Oysa kodlamasının mantığı değişken olabilir
Kodlama konusunda, alan dışından olanların daha kolay kavrayabilmeleri için biçimsel bulmaca (puzzle) örneğini vermek en doğrusudur. Puzzle olarak adlandırılan bulmacaların en basit biçimi yüzey üzerinde birleştirme prensibine dayalı yapbozlardır. Bu tip bulmacalarda da çözüm ekleme biçiminde lineer gerçekleşir, ancak şekiller zaten vardır ve çözmeye çalışan şekillere müdahal edemez.
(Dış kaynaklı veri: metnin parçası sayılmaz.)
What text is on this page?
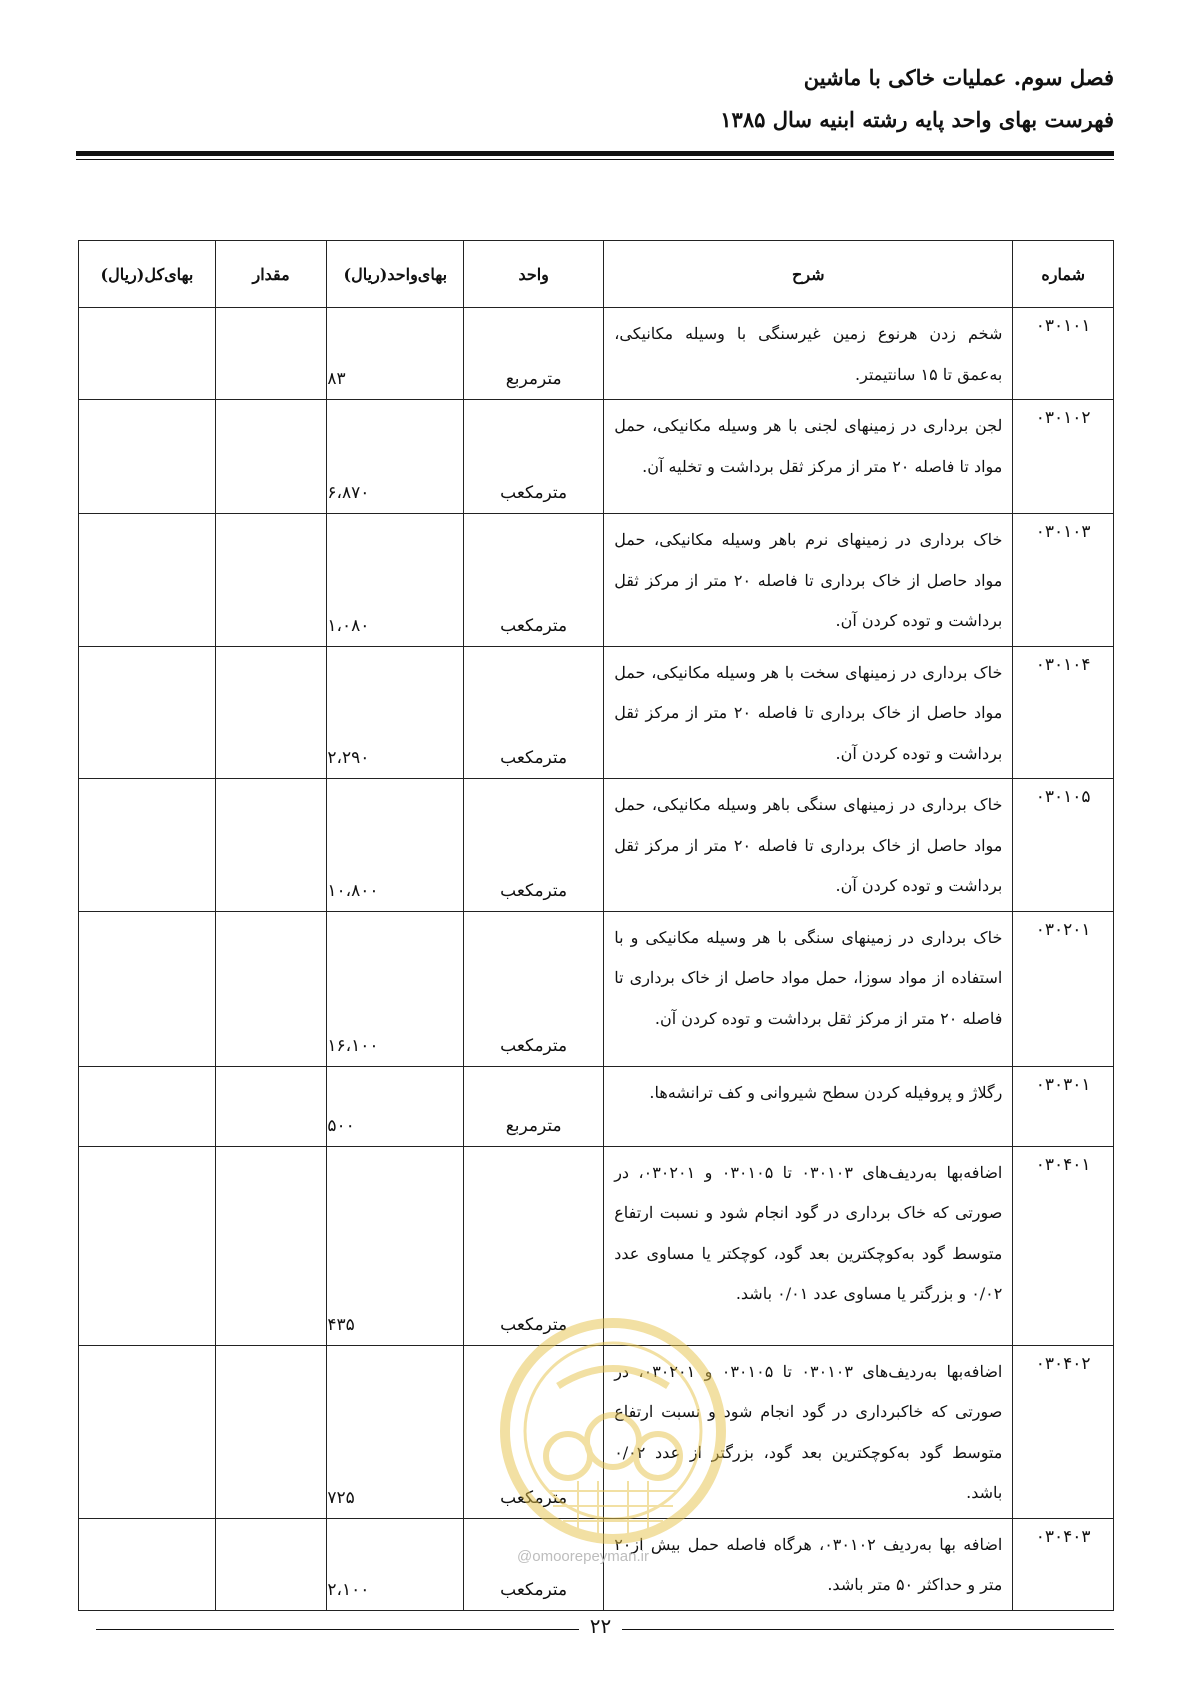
فصل سوم. عملیات خاکی با ماشین
فهرست بهای واحد پایه رشته ابنیه سال ۱۳۸۵
شماره	شرح	واحد	بهای‌واحد(ریال)	مقدار	بهای‌کل(ریال)
۰۳۰۱۰۱	شخم زدن هرنوع زمین غیرسنگی با وسیله مکانیکی، به‌عمق تا ۱۵ سانتیمتر.	مترمربع	۸۳		
۰۳۰۱۰۲	لجن برداری در زمینهای لجنی با هر وسیله مکانیکی، حمل مواد تا فاصله ۲۰ متر از مرکز ثقل برداشت و تخلیه آن.	مترمکعب	۶،۸۷۰		
۰۳۰۱۰۳	خاک برداری در زمینهای نرم باهر وسیله مکانیکی، حمل مواد حاصل از خاک برداری تا فاصله ۲۰ متر از مرکز ثقل برداشت و توده کردن آن.	مترمکعب	۱،۰۸۰		
۰۳۰۱۰۴	خاک برداری در زمینهای سخت با هر وسیله مکانیکی، حمل مواد حاصل از خاک برداری تا فاصله ۲۰ متر از مرکز ثقل برداشت و توده کردن آن.	مترمکعب	۲،۲۹۰		
۰۳۰۱۰۵	خاک برداری در زمینهای سنگی باهر وسیله مکانیکی، حمل مواد حاصل از خاک برداری تا فاصله ۲۰ متر از مرکز ثقل برداشت و توده کردن آن.	مترمکعب	۱۰،۸۰۰		
۰۳۰۲۰۱	خاک برداری در زمینهای سنگی با هر وسیله مکانیکی و با استفاده از مواد سوزا، حمل مواد حاصل از خاک برداری تا فاصله ۲۰ متر از مرکز ثقل برداشت و توده کردن آن.	مترمکعب	۱۶،۱۰۰		
۰۳۰۳۰۱	رگلاژ و پروفیله کردن سطح شیروانی و کف ترانشه‌ها.	مترمربع	۵۰۰		
۰۳۰۴۰۱	اضافه‌بها به‌ردیف‌های ۰۳۰۱۰۳ تا ۰۳۰۱۰۵ و ۰۳۰۲۰۱، در صورتی که خاک برداری در گود انجام شود و نسبت ارتفاع متوسط گود به‌کوچکترین بعد گود، کوچکتر یا مساوی عدد ۰/۰۲ و بزرگتر یا مساوی عدد ۰/۰۱ باشد.	مترمکعب	۴۳۵		
۰۳۰۴۰۲	اضافه‌بها به‌ردیف‌های ۰۳۰۱۰۳ تا ۰۳۰۱۰۵ و ۰۳۰۲۰۱، در صورتی که خاکبرداری در گود انجام شود و نسبت ارتفاع متوسط گود به‌کوچکترین بعد گود، بزرگتر از عدد ۰/۰۲ باشد.	مترمکعب	۷۲۵		
۰۳۰۴۰۳	اضافه بها به‌ردیف ۰۳۰۱۰۲، هرگاه فاصله حمل بیش از۲۰ متر و حداکثر ۵۰ متر باشد.	مترمکعب	۲،۱۰۰		
@omoorepeyman.ir
۲۲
Ama birbirinin içine geçen Matruşka bebeklerini düşündüğünüzde durum değişir, üç boyutlu, ama yerleştirirken uygun olanı takip etmek zorunda olan bir sistem vardır, burada da aynen yapboz gibi, biçimlere müdahale söz konusu değildir.
Bunun bir sonraki aşaması ise Rubik Küpü olarak adlandırılan bir eksen etrafında dönen küp yüzeyleridir. Rubik Küpü’nde amaç, her yüzeyin aynı rengi bulmasıdır (oysa farklı desenler de nihai amaç olabilir, daha karmaşıktır, bugüne dek örneğini görmedim).
Yapbozlarda ve Matruşka bebeklerinde şekiller bellidir, Rubik Küpü’nün de üç boyutlu ve değişken olmasına karşılık nihai formu bilinmektedir. Kodlamanın bilinen en gelişmiş bir sonraki aşaması ise Enigma denen sistemdir. Enigma İkinci Dünya Savaşı’nda şifreli haberleşme için geliştirilmiş bir kripto biçimidir. Ne var ki “iletilmek istenen nihai mesaj” hep değişkendir, bunun kodlama biçimi de önden gelen başlangıç mesajıyla sürekli değiştirilebilir, yani aradaki olasılıklar neredeyse sonsuz olsa da, nihai mesaj okunabilir alfabedir.
“İnsan doğayı şeklen kendi geliştirdiği araç gereçlere benzeterek açıklamaya çalışır” saptaması aynen geçerlidir, ama bulmacalar, yapbozlar, Rubik Küpü ya da Enigma araç gereci değil, düşünceyi (ide) anlatır, dolayısıyla aslında gerçek modelleme “ide”lerdir. Dolayısıyla canlıların yapılarının farklı olması şaşırtıcı olmamalıdır, form zaten değişkendir, ama “ide” her zaman aynı kalır. Doğası gereği, hiçbir canlı Varoluş’un ötesine geçemez, ama hep tekrarlar.